Dynamic Crystal‐Structure and Active‐Site of Defective ZnAl‐Catalysts during CO2 Photoreduction

Understanding of surface defects of a catalyst during the reaction process is critical to establish an accurate structure‐activity relationship. Herein, combining operando X‐ray diffraction/ photoelectron spectroscopy with scanning probe microscope, we have firstly established the correlations between CO2 photoreduction activities and crystal‐structure/active‐site of defective ZnAl layered double hydroxides (ZnAl‐LDH). Specifically, the introduction of oxygen vacancies in ZnAl‐LDH could effectively promote the selective adsorption of both CO2 and H2O molecules on surface Al and Zn active sites, respectively, leading to opposite transition states and the evident shrinking of crystalline structures. Upon light irradiation, the adsorbed CO2 molecules transformed into *COOH intermediate on surface Al active sites, while the H2O molecules dissociated into OH group on Zn sites to provide proton, simultaneously leading to the expansion of crystalline structures and increase of layer spacing.

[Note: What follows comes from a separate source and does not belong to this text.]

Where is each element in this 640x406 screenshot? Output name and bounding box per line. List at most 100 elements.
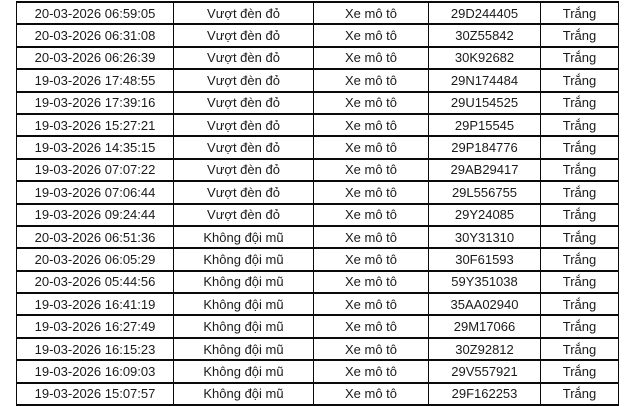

Accordingly, these defect‐dependent evolutions of surface active sites and crystalline structure contributed to the significant improvement of CO2 reduction to CO activity (17.2 μmol g‐1 h‐1), much higher than that of pristine ZnAl‐LDH (6.3 μmol g‐1 h‐1). This work provides new insights for in‐depth understanding of the electronic and crystalline changes of defective photocatalysts during the reaction process.